保鲜(第4/5页)

“没错,是七点。”他说着站起来,走到客厅里,透过飘窗向外看。外面街上正有车经过。他又用手指摆弄起嘴唇。珊蒂看着他又坐在沙发上,拿起他的书,翻到他刚才正看的地方。不过,他马上就把书放下了,重新躺了下去。她看见他的头向下靠在沙发扶手上面的枕头上。他调整了一下枕头,双手枕在脖子后面,不动了。不一会儿,她就瞧见他的胳膊耷拉了下来。

她合上报纸,站起身,安静地走进客厅,跨过沙发靠背看过去:他闭着眼,胸部微微地起伏着。她回到厨房,把煎锅放在火上,开了火,倒上油,开始炸猪排。她曾和爸爸一起去过很多次拍卖会,大多是拍卖农畜牲口的。她好像总是记得,她爸爸不是要卖一头小牛,就是买一头小牛。有时拍卖会上也会有农具和家庭用品,但主要是农畜。后来,等她爸她妈离了婚,她跟妈妈一起生活以后,她爸爸还曾写信给她,说很怀念那些和她一起去拍卖会的日子。最后一封信是在她已经长大了和她丈夫生活在一起后收到的,他说在这次的拍卖会上,他花两百块钱买到一辆很漂亮的汽车。要是她在那儿,他说,他也会给她买一辆的。三周以后,一个半夜里打来的电话告诉她:她爸爸死了。一氧化碳从那辆刚买的车的底座上漏进来,让他在方向盘上睡着了。他生活在乡村,发动机一直转着,直到油箱里没了油才停下。他一直待在车里,趴在方向盘上,几天以后才被人发现。

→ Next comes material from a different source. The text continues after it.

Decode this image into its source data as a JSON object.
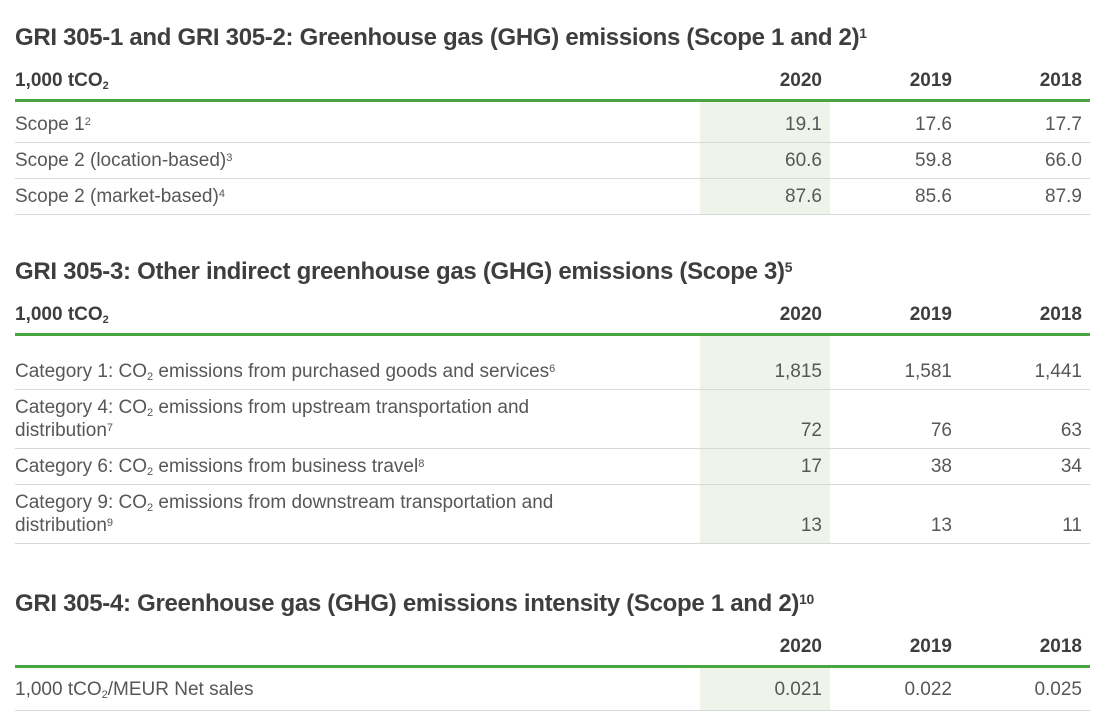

锅上冒起烟,她又倒了些油,打开了抽油烟机。她已经有二十年没去过拍卖会了,现在,她正准备去今晚的这场。不过,她得先把这些猪排炸了。冰箱坏了是够倒霉的,但她发现,对今晚的拍卖会,自己却是充满了兴奋的期待。她开始想她爸爸,甚至连她妈妈都开始想了,虽然在她碰上她丈夫,搬出来一起住以前,她们母女俩一直吵个不停。她站在炉子旁边,翻着肉,想念着她爸她妈,两个人都想。

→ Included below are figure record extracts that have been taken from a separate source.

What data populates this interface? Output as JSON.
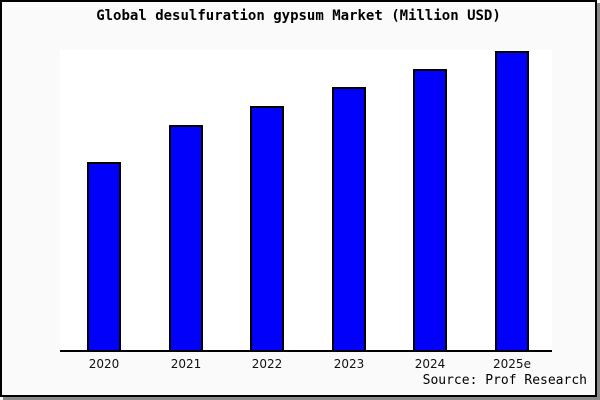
{
  "figure": {
    "title": "Global desulfuration gypsum Market (Million USD)",
    "source_note": "Source: Prof Research"
  },
  "colors": {
    "bar_fill": "#0000fb",
    "bar_border": "#000000",
    "plot_background": "#ffffff",
    "figure_background": "#fafafa",
    "frame_border": "#000000",
    "frame_shadow": "#8a8a8a",
    "axis_line": "#000000",
    "text": "#000000"
  },
  "chart_data": {
    "type": "bar",
    "title": "Global desulfuration gypsum Market (Million USD)",
    "categories": [
      "2020",
      "2021",
      "2022",
      "2023",
      "2024",
      "2025e"
    ],
    "values": [
      188,
      225,
      244,
      263,
      281,
      299
    ],
    "values_note": "No y-axis, gridlines or data labels are shown in the figure; values are estimated relative magnitudes read from bar heights (baseline = 0).",
    "xlabel": "",
    "ylabel": "",
    "y_axis_visible": false,
    "gridlines": false,
    "legend": false,
    "bar_color": "#0000fb",
    "bar_border_color": "#000000",
    "source": "Source: Prof Research"
  }
}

想着他们,她戴上隔热手套,把锅从炉子上拿下来。烟正上升着,被炉子上方的通风孔吸走。她拿着锅站在门口,朝客厅里看。锅还冒着烟,正有油点子从锅边跳出来。从那灯光昏暗的房间里,她只能看出她丈夫的头和光着的脚。

“快起来吧,”她说,“饭好了!”

“好。”他回答。

她看见他的脑袋从沙发一头探出来。她重新把锅坐在火上,从壁橱里拿下来两个碟子放在灶台上。她用刮刀铲起猪排,放到碟子上。肉看起来都不像肉了,倒像是块老肩胛骨的一部分,或是什么挖东西的铲子。但她知道那是块猪排,她把另一块也盛出锅,夹到碟子上。

很快,她丈夫走进厨房,又看了一眼那台冰箱,冰箱门大敞四开地站在那里。他看见了猪排,嘴张得大大的,却什么都没说。她等着他说点什么,什么都行,但他没说话。她把盐和胡椒放上桌,叫他坐下。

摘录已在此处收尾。